Role of roughness on the hydrodynamic homogeneous base state of inelastic spheres

TL;DR

This paper investigates how surface roughness influences the relaxation dynamics and velocity correlations in a gas of inelastic rough spheres, revealing that roughness significantly affects the approach to hydrodynamics and velocity distribution distortions.

Contribution

It provides a detailed analysis of the impact of roughness on relaxation times and velocity correlations using a Grad-like solution and simulations, highlighting the role of roughness in non-Maxwellian behavior.

Findings

Relaxation time is largely unaffected by inelasticity but increases with decreasing roughness.

Velocity correlations are accurately described at all times.

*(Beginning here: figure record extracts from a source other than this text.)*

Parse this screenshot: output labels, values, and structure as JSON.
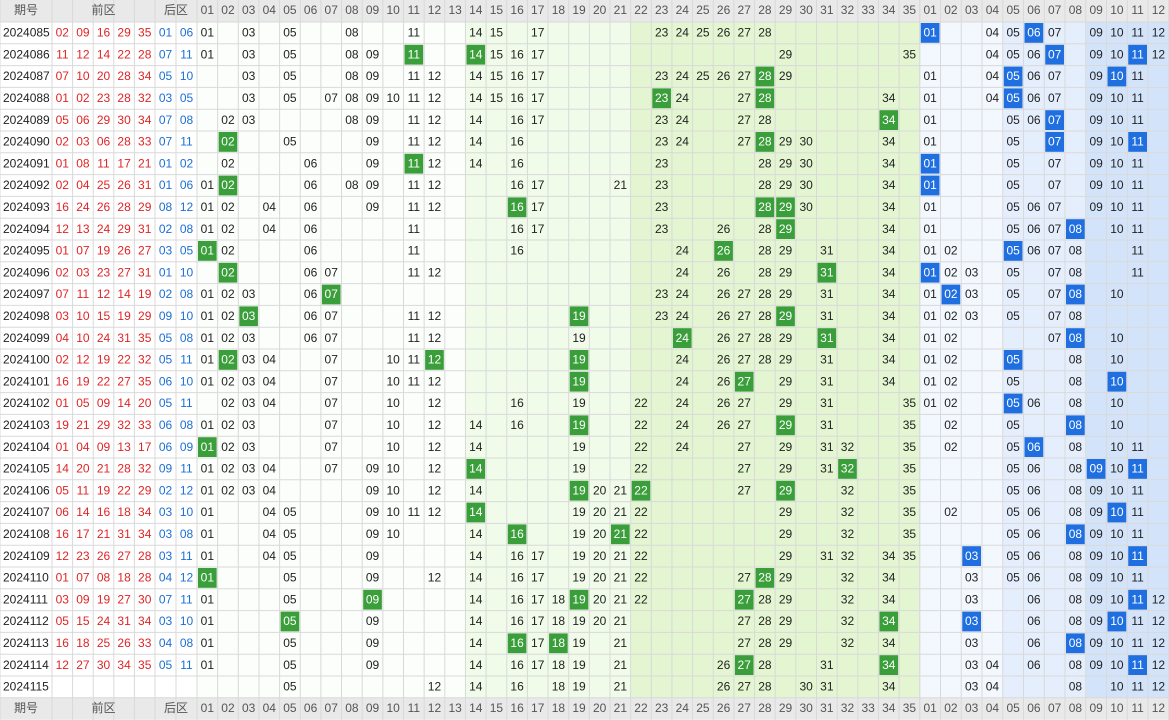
{
  "header": {
    "period": "期号",
    "front": "前区",
    "back": "后区",
    "front_cols": [
      "01",
      "02",
      "03",
      "04",
      "05",
      "06",
      "07",
      "08",
      "09",
      "10",
      "11",
      "12",
      "13",
      "14",
      "15",
      "16",
      "17",
      "18",
      "19",
      "20",
      "21",
      "22",
      "23",
      "24",
      "25",
      "26",
      "27",
      "28",
      "29",
      "30",
      "31",
      "32",
      "33",
      "34",
      "35"
    ],
    "back_cols": [
      "01",
      "02",
      "03",
      "04",
      "05",
      "06",
      "07",
      "08",
      "09",
      "10",
      "11",
      "12"
    ]
  },
  "rows": [
    {
      "period": "2024085",
      "front": [
        "02",
        "09",
        "16",
        "29",
        "35"
      ],
      "back": [
        "01",
        "06"
      ],
      "front_grid": [
        "01",
        "03",
        "05",
        "08",
        "11",
        "14",
        "15",
        "17",
        "23",
        "24",
        "25",
        "26",
        "27",
        "28"
      ],
      "back_grid": [
        "01",
        "04",
        "05",
        "06",
        "07",
        "09",
        "10",
        "11",
        "12"
      ]
    },
    {
      "period": "2024086",
      "front": [
        "11",
        "12",
        "14",
        "22",
        "28"
      ],
      "back": [
        "07",
        "11"
      ],
      "front_grid": [
        "01",
        "03",
        "05",
        "08",
        "09",
        "11",
        "14",
        "15",
        "16",
        "17",
        "29",
        "35"
      ],
      "back_grid": [
        "04",
        "05",
        "06",
        "07",
        "09",
        "10",
        "11",
        "12"
      ]
    },
    {
      "period": "2024087",
      "front": [
        "07",
        "10",
        "20",
        "28",
        "34"
      ],
      "back": [
        "05",
        "10"
      ],
      "front_grid": [
        "03",
        "05",
        "08",
        "09",
        "11",
        "12",
        "14",
        "15",
        "16",
        "17",
        "23",
        "24",
        "25",
        "26",
        "27",
        "28",
        "29"
      ],
      "back_grid": [
        "01",
        "04",
        "05",
        "06",
        "07",
        "09",
        "10",
        "11"
      ]
    },
    {
      "period": "2024088",
      "front": [
        "01",
        "02",
        "23",
        "28",
        "32"
      ],
      "back": [
        "03",
        "05"
      ],
      "front_grid": [
        "03",
        "05",
        "07",
        "08",
        "09",
        "10",
        "11",
        "12",
        "14",
        "15",
        "16",
        "17",
        "23",
        "24",
        "27",
        "28",
        "34"
      ],
      "back_grid": [
        "01",
        "04",
        "05",
        "06",
        "07",
        "09",
        "10",
        "11"
      ]
    },
    {
      "period": "2024089",
      "front": [
        "05",
        "06",
        "29",
        "30",
        "34"
      ],
      "back": [
        "07",
        "08"
      ],
      "front_grid": [
        "02",
        "03",
        "08",
        "09",
        "11",
        "12",
        "14",
        "16",
        "17",
        "23",
        "24",
        "27",
        "28",
        "34"
      ],
      "back_grid": [
        "01",
        "05",
        "06",
        "07",
        "09",
        "10",
        "11"
      ]
    },
    {
      "period": "2024090",
      "front": [
        "02",
        "03",
        "06",
        "28",
        "33"
      ],
      "back": [
        "07",
        "11"
      ],
      "front_grid": [
        "02",
        "05",
        "09",
        "11",
        "12",
        "14",
        "16",
        "23",
        "24",
        "27",
        "28",
        "29",
        "30",
        "34"
      ],
      "back_grid": [
        "01",
        "05",
        "07",
        "09",
        "10",
        "11"
      ]
    },
    {
      "period": "2024091",
      "front": [
        "01",
        "08",
        "11",
        "17",
        "21"
      ],
      "back": [
        "01",
        "02"
      ],
      "front_grid": [
        "02",
        "06",
        "09",
        "11",
        "12",
        "14",
        "16",
        "23",
        "28",
        "29",
        "30",
        "34"
      ],
      "back_grid": [
        "01",
        "05",
        "07",
        "09",
        "10",
        "11"
      ]
    },
    {
      "period": "2024092",
      "front": [
        "02",
        "04",
        "25",
        "26",
        "31"
      ],
      "back": [
        "01",
        "06"
      ],
      "front_grid": [
        "01",
        "02",
        "06",
        "08",
        "09",
        "11",
        "12",
        "16",
        "17",
        "21",
        "23",
        "28",
        "29",
        "30",
        "34"
      ],
      "back_grid": [
        "01",
        "05",
        "07",
        "09",
        "10",
        "11"
      ]
    },
    {
      "period": "2024093",
      "front": [
        "16",
        "24",
        "26",
        "28",
        "29"
      ],
      "back": [
        "08",
        "12"
      ],
      "front_grid": [
        "01",
        "02",
        "04",
        "06",
        "09",
        "11",
        "12",
        "16",
        "17",
        "23",
        "28",
        "29",
        "30",
        "34"
      ],
      "back_grid": [
        "01",
        "05",
        "06",
        "07",
        "09",
        "10",
        "11"
      ]
    },
    {
      "period": "2024094",
      "front": [
        "12",
        "13",
        "24",
        "29",
        "31"
      ],
      "back": [
        "02",
        "08"
      ],
      "front_grid": [
        "01",
        "02",
        "04",
        "06",
        "11",
        "16",
        "17",
        "23",
        "26",
        "28",
        "29",
        "34"
      ],
      "back_grid": [
        "01",
        "05",
        "06",
        "07",
        "08",
        "10",
        "11"
      ]
    },
    {
      "period": "2024095",
      "front": [
        "01",
        "07",
        "19",
        "26",
        "27"
      ],
      "back": [
        "03",
        "05"
      ],
      "front_grid": [
        "01",
        "02",
        "06",
        "11",
        "16",
        "24",
        "26",
        "28",
        "29",
        "31",
        "34"
      ],
      "back_grid": [
        "01",
        "02",
        "05",
        "06",
        "07",
        "08",
        "11"
      ]
    },
    {
      "period": "2024096",
      "front": [
        "02",
        "03",
        "23",
        "27",
        "31"
      ],
      "back": [
        "01",
        "10"
      ],
      "front_grid": [
        "02",
        "06",
        "07",
        "11",
        "12",
        "24",
        "26",
        "28",
        "29",
        "31",
        "34"
      ],
      "back_grid": [
        "01",
        "02",
        "03",
        "05",
        "07",
        "08",
        "11"
      ]
    },
    {
      "period": "2024097",
      "front": [
        "07",
        "11",
        "12",
        "14",
        "19"
      ],
      "back": [
        "02",
        "08"
      ],
      "front_grid": [
        "01",
        "02",
        "03",
        "06",
        "07",
        "23",
        "24",
        "26",
        "27",
        "28",
        "29",
        "31",
        "34"
      ],
      "back_grid": [
        "01",
        "02",
        "03",
        "05",
        "07",
        "08",
        "10"
      ]
    },
    {
      "period": "2024098",
      "front": [
        "03",
        "10",
        "15",
        "19",
        "29"
      ],
      "back": [
        "09",
        "10"
      ],
      "front_grid": [
        "01",
        "02",
        "03",
        "06",
        "07",
        "11",
        "12",
        "19",
        "23",
        "24",
        "26",
        "27",
        "28",
        "29",
        "31",
        "34"
      ],
      "back_grid": [
        "01",
        "02",
        "03",
        "05",
        "07",
        "08"
      ]
    },
    {
      "period": "2024099",
      "front": [
        "04",
        "10",
        "24",
        "31",
        "35"
      ],
      "back": [
        "05",
        "08"
      ],
      "front_grid": [
        "01",
        "02",
        "03",
        "06",
        "07",
        "11",
        "12",
        "19",
        "24",
        "26",
        "27",
        "28",
        "29",
        "31",
        "34"
      ],
      "back_grid": [
        "01",
        "02",
        "07",
        "08",
        "10"
      ]
    },
    {
      "period": "2024100",
      "front": [
        "02",
        "12",
        "19",
        "22",
        "32"
      ],
      "back": [
        "05",
        "11"
      ],
      "front_grid": [
        "01",
        "02",
        "03",
        "04",
        "07",
        "10",
        "11",
        "12",
        "19",
        "24",
        "26",
        "27",
        "28",
        "29",
        "31",
        "34"
      ],
      "back_grid": [
        "01",
        "02",
        "05",
        "08",
        "10"
      ]
    },
    {
      "period": "2024101",
      "front": [
        "16",
        "19",
        "22",
        "27",
        "35"
      ],
      "back": [
        "06",
        "10"
      ],
      "front_grid": [
        "01",
        "02",
        "03",
        "04",
        "07",
        "10",
        "11",
        "12",
        "19",
        "24",
        "26",
        "27",
        "29",
        "31",
        "34"
      ],
      "back_grid": [
        "01",
        "02",
        "05",
        "08",
        "10"
      ]
    },
    {
      "period": "2024102",
      "front": [
        "01",
        "05",
        "09",
        "14",
        "20"
      ],
      "back": [
        "05",
        "11"
      ],
      "front_grid": [
        "02",
        "03",
        "04",
        "07",
        "10",
        "12",
        "16",
        "19",
        "22",
        "24",
        "26",
        "27",
        "29",
        "31",
        "35"
      ],
      "back_grid": [
        "01",
        "02",
        "05",
        "06",
        "08",
        "10"
      ]
    },
    {
      "period": "2024103",
      "front": [
        "19",
        "21",
        "29",
        "32",
        "33"
      ],
      "back": [
        "06",
        "08"
      ],
      "front_grid": [
        "01",
        "02",
        "03",
        "07",
        "10",
        "12",
        "14",
        "16",
        "19",
        "22",
        "24",
        "26",
        "27",
        "29",
        "31",
        "35"
      ],
      "back_grid": [
        "02",
        "05",
        "08",
        "10"
      ]
    },
    {
      "period": "2024104",
      "front": [
        "01",
        "04",
        "09",
        "13",
        "17"
      ],
      "back": [
        "06",
        "09"
      ],
      "front_grid": [
        "01",
        "02",
        "03",
        "07",
        "10",
        "12",
        "14",
        "19",
        "22",
        "24",
        "27",
        "29",
        "31",
        "32",
        "35"
      ],
      "back_grid": [
        "02",
        "05",
        "06",
        "08",
        "10",
        "11"
      ]
    },
    {
      "period": "2024105",
      "front": [
        "14",
        "20",
        "21",
        "28",
        "32"
      ],
      "back": [
        "09",
        "11"
      ],
      "front_grid": [
        "01",
        "02",
        "03",
        "04",
        "07",
        "09",
        "10",
        "12",
        "14",
        "19",
        "22",
        "27",
        "29",
        "31",
        "32",
        "35"
      ],
      "back_grid": [
        "05",
        "06",
        "08",
        "09",
        "10",
        "11"
      ]
    },
    {
      "period": "2024106",
      "front": [
        "05",
        "11",
        "19",
        "22",
        "29"
      ],
      "back": [
        "02",
        "12"
      ],
      "front_grid": [
        "01",
        "02",
        "03",
        "04",
        "09",
        "10",
        "12",
        "14",
        "19",
        "20",
        "21",
        "22",
        "27",
        "29",
        "32",
        "35"
      ],
      "back_grid": [
        "05",
        "06",
        "08",
        "09",
        "10",
        "11"
      ]
    },
    {
      "period": "2024107",
      "front": [
        "06",
        "14",
        "16",
        "18",
        "34"
      ],
      "back": [
        "03",
        "10"
      ],
      "front_grid": [
        "01",
        "04",
        "05",
        "09",
        "10",
        "11",
        "12",
        "14",
        "19",
        "20",
        "21",
        "22",
        "29",
        "32",
        "35"
      ],
      "back_grid": [
        "02",
        "05",
        "06",
        "08",
        "09",
        "10",
        "11"
      ]
    },
    {
      "period": "2024108",
      "front": [
        "16",
        "17",
        "21",
        "31",
        "34"
      ],
      "back": [
        "03",
        "08"
      ],
      "front_grid": [
        "01",
        "04",
        "05",
        "09",
        "10",
        "14",
        "16",
        "19",
        "20",
        "21",
        "22",
        "29",
        "32",
        "35"
      ],
      "back_grid": [
        "05",
        "06",
        "08",
        "09",
        "10",
        "11"
      ]
    },
    {
      "period": "2024109",
      "front": [
        "12",
        "23",
        "26",
        "27",
        "28"
      ],
      "back": [
        "03",
        "11"
      ],
      "front_grid": [
        "01",
        "04",
        "05",
        "09",
        "14",
        "16",
        "17",
        "19",
        "20",
        "21",
        "22",
        "29",
        "31",
        "32",
        "34",
        "35"
      ],
      "back_grid": [
        "03",
        "05",
        "06",
        "08",
        "09",
        "10",
        "11"
      ]
    },
    {
      "period": "2024110",
      "front": [
        "01",
        "07",
        "08",
        "18",
        "28"
      ],
      "back": [
        "04",
        "12"
      ],
      "front_grid": [
        "01",
        "05",
        "09",
        "12",
        "14",
        "16",
        "17",
        "19",
        "20",
        "21",
        "22",
        "27",
        "28",
        "29",
        "32",
        "34"
      ],
      "back_grid": [
        "03",
        "05",
        "06",
        "08",
        "09",
        "10",
        "11"
      ]
    },
    {
      "period": "2024111",
      "front": [
        "03",
        "09",
        "19",
        "27",
        "30"
      ],
      "back": [
        "07",
        "11"
      ],
      "front_grid": [
        "01",
        "05",
        "09",
        "14",
        "16",
        "17",
        "18",
        "19",
        "20",
        "21",
        "22",
        "27",
        "28",
        "29",
        "32",
        "34"
      ],
      "back_grid": [
        "03",
        "06",
        "08",
        "09",
        "10",
        "11",
        "12"
      ]
    },
    {
      "period": "2024112",
      "front": [
        "05",
        "15",
        "24",
        "31",
        "34"
      ],
      "back": [
        "03",
        "10"
      ],
      "front_grid": [
        "01",
        "05",
        "09",
        "14",
        "16",
        "17",
        "18",
        "19",
        "20",
        "21",
        "27",
        "28",
        "29",
        "32",
        "34"
      ],
      "back_grid": [
        "03",
        "06",
        "08",
        "09",
        "10",
        "11",
        "12"
      ]
    },
    {
      "period": "2024113",
      "front": [
        "16",
        "18",
        "25",
        "26",
        "33"
      ],
      "back": [
        "04",
        "08"
      ],
      "front_grid": [
        "01",
        "05",
        "09",
        "14",
        "16",
        "17",
        "18",
        "19",
        "21",
        "27",
        "28",
        "29",
        "32",
        "34"
      ],
      "back_grid": [
        "03",
        "06",
        "08",
        "09",
        "10",
        "11",
        "12"
      ]
    },
    {
      "period": "2024114",
      "front": [
        "12",
        "27",
        "30",
        "34",
        "35"
      ],
      "back": [
        "05",
        "11"
      ],
      "front_grid": [
        "01",
        "05",
        "09",
        "14",
        "16",
        "17",
        "18",
        "19",
        "21",
        "26",
        "27",
        "28",
        "31",
        "34"
      ],
      "back_grid": [
        "03",
        "04",
        "06",
        "08",
        "09",
        "10",
        "11",
        "12"
      ]
    },
    {
      "period": "2024115",
      "front": [],
      "back": [],
      "front_grid": [
        "05",
        "12",
        "14",
        "16",
        "18",
        "19",
        "21",
        "26",
        "27",
        "28",
        "30",
        "31",
        "34"
      ],
      "back_grid": [
        "03",
        "04",
        "08",
        "10",
        "11",
        "12"
      ]
    }
  ]
}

Roughness can induce significant deviations from Maxwellian velocity distributions.

Abstract

A gas of inelastic rough spheres admits a spatially homogeneous base state which turns into a hydrodynamic state after a finite relaxation time. We show that this relaxation time is hardly dependent on the degree of inelasticity but increases dramatically with decreasing roughness. An accurate description of translational-rotational velocity correlations at all times is also provided. At a given inelasticity, the roughness parameter can be tuned to produce a huge distortion from the Maxwellian distribution function. The results are obtained from a Grad-like solution of the Boltzmann-Enskog equation complemented by Monte Carlo and molecular dynamics simulations.